Skip to main content
Various utility functions relating to the MTRAG benchmark data set.

Functions

FUNC download_mtrag_corpus

download_mtrag_corpus(target_dir: str, corpus_name: str) -> pathlib.Path
Download a corpus file from the MTRAG benchmark if the file hasn’t already present. Args:
  • target_dir: Location where the file should be written if not already present.
  • corpus_name: Should be one of "cloud", "clapnq", "fiqa", or "govt".
Returns:
  • Path to the downloaded (or cached) file.
Raises:
  • ValueError: If corpus_name is not one of the supported corpus names.

FUNC read_mtrag_corpus

read_mtrag_corpus(corpus_file: str | pathlib.Path) -> pa.Table
Read the documents from one of the MTRAG benchmark’s corpora. Args:
  • corpus_file: Location of the corpus data file.
Returns:
  • Documents from the corpus as a PyArrow table, with schema
  • ["id", "url", "title", "text"].
Raises:
  • TypeError: If the ID column cannot be identified or if no text column is present in the corpus file.
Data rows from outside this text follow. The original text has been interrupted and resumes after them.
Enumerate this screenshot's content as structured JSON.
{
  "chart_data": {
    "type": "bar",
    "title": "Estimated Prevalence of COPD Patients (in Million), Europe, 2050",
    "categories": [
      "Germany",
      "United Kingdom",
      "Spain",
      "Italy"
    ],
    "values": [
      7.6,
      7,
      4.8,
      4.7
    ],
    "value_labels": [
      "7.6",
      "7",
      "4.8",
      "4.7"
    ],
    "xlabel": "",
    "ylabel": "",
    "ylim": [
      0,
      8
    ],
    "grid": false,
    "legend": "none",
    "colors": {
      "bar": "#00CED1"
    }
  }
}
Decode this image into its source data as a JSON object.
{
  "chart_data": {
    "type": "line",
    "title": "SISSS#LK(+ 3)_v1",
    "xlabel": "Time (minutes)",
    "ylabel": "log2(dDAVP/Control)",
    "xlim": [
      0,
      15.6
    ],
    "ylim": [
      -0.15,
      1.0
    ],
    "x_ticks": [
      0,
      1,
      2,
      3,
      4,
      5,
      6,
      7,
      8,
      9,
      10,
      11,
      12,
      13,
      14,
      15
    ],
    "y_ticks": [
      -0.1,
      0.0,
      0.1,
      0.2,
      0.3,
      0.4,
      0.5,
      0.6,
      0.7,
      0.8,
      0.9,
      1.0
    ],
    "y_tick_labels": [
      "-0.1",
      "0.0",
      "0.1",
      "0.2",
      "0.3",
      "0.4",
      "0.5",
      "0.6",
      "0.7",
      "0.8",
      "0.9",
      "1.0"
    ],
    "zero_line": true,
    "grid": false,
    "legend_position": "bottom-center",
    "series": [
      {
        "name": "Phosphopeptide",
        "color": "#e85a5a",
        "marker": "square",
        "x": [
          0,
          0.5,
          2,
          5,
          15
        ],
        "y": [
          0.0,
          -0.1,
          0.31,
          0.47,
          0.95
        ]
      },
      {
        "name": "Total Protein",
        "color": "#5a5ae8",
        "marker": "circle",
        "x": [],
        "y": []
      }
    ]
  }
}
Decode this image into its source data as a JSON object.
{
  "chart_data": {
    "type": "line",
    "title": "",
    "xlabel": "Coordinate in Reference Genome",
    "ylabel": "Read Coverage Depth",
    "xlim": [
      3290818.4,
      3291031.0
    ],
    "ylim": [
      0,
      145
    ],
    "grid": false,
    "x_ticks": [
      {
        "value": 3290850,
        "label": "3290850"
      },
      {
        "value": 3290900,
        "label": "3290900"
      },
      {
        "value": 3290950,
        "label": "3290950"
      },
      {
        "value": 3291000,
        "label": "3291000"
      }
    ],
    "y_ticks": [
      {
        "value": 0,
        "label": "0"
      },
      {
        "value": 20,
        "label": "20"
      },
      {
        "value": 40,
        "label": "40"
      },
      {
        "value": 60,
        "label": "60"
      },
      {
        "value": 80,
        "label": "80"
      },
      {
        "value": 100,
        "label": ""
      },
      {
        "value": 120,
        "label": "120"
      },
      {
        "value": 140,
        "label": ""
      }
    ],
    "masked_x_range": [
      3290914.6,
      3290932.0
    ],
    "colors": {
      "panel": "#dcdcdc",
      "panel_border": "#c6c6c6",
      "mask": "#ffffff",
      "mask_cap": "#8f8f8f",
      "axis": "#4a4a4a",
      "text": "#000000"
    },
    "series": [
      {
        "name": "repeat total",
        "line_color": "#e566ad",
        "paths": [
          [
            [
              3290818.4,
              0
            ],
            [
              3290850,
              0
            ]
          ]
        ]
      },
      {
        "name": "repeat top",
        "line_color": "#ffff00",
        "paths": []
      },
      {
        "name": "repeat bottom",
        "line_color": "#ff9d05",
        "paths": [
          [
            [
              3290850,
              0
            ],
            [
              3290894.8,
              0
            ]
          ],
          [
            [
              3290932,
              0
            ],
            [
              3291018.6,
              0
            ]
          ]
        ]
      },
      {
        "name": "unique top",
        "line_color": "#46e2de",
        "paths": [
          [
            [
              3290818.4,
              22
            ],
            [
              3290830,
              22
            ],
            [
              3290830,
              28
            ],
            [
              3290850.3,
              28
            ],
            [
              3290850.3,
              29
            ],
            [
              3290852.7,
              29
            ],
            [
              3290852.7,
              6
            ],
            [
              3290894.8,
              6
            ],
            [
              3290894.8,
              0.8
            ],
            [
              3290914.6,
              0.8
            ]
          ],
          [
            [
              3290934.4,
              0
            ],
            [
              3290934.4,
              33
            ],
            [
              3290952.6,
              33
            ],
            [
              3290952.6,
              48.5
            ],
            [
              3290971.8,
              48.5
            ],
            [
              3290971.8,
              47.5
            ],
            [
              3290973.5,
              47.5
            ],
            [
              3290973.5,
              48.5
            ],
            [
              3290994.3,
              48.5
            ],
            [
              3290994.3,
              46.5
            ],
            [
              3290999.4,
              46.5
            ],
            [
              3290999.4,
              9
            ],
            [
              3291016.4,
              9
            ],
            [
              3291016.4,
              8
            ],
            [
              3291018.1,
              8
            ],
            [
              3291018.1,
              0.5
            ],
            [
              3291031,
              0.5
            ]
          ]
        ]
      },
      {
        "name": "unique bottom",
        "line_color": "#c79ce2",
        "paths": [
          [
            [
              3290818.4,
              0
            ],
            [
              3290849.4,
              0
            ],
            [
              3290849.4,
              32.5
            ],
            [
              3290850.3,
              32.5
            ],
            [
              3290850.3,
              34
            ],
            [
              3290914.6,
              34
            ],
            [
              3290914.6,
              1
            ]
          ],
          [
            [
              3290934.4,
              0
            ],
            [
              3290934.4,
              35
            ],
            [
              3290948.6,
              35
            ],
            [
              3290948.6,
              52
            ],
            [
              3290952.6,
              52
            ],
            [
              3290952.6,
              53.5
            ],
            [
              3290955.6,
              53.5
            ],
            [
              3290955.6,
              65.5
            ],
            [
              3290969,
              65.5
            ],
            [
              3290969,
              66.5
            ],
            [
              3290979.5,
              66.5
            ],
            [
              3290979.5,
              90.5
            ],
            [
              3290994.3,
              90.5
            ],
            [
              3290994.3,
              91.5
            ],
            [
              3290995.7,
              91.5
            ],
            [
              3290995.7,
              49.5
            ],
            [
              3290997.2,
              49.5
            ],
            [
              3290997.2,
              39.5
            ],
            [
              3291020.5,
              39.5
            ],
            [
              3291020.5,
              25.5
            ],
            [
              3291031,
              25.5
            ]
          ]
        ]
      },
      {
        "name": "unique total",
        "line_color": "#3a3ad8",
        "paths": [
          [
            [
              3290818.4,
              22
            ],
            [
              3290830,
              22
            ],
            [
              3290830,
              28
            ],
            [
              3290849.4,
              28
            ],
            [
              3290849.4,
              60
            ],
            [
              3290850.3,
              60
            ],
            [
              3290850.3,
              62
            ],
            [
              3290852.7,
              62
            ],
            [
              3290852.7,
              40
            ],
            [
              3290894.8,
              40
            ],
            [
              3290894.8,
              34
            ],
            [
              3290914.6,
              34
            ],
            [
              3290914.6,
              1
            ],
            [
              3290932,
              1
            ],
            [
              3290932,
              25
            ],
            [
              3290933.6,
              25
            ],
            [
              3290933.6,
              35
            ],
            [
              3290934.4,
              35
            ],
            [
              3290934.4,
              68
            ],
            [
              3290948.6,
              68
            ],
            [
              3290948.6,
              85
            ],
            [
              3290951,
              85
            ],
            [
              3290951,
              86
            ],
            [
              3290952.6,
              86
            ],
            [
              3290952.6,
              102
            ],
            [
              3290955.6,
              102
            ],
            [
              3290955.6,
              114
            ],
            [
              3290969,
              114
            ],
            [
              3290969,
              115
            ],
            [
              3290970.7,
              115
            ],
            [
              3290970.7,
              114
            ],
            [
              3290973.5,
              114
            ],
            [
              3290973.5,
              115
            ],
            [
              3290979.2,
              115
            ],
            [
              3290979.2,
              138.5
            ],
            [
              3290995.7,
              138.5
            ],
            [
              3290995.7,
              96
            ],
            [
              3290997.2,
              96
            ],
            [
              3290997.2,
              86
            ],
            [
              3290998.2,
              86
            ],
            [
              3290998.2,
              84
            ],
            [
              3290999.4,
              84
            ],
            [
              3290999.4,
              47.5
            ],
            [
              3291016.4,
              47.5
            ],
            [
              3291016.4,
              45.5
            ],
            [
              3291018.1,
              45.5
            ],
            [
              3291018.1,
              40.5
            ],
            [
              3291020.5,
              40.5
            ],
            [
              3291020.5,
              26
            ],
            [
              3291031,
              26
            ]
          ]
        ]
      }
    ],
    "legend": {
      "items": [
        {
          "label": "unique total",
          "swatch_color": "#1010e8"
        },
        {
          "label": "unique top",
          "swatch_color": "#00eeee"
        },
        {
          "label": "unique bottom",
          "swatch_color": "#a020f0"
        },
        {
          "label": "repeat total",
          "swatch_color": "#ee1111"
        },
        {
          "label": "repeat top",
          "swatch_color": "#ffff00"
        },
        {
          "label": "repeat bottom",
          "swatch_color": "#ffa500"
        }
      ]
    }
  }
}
FUNC download_mtrag_embeddings

download_mtrag_embeddings(embedding_name: str, corpus_name: str, target_dir: str)
Download precomputed embeddings for a corpus in the MTRAG benchmark. Args:
  • embedding_name: Name of the SentenceTransformers embedding model used to create the embeddings.
  • corpus_name: Should be one of "cloud", "clapnq", "fiqa", or "govt".
  • target_dir: Location where Parquet files named "part_001.parquet", "part_002.parquet", etc. will be written.
Raises:
  • ValueError: If corpus_name is not one of the supported corpus names, or if no precomputed embeddings are found for the given corpus and embedding model combination.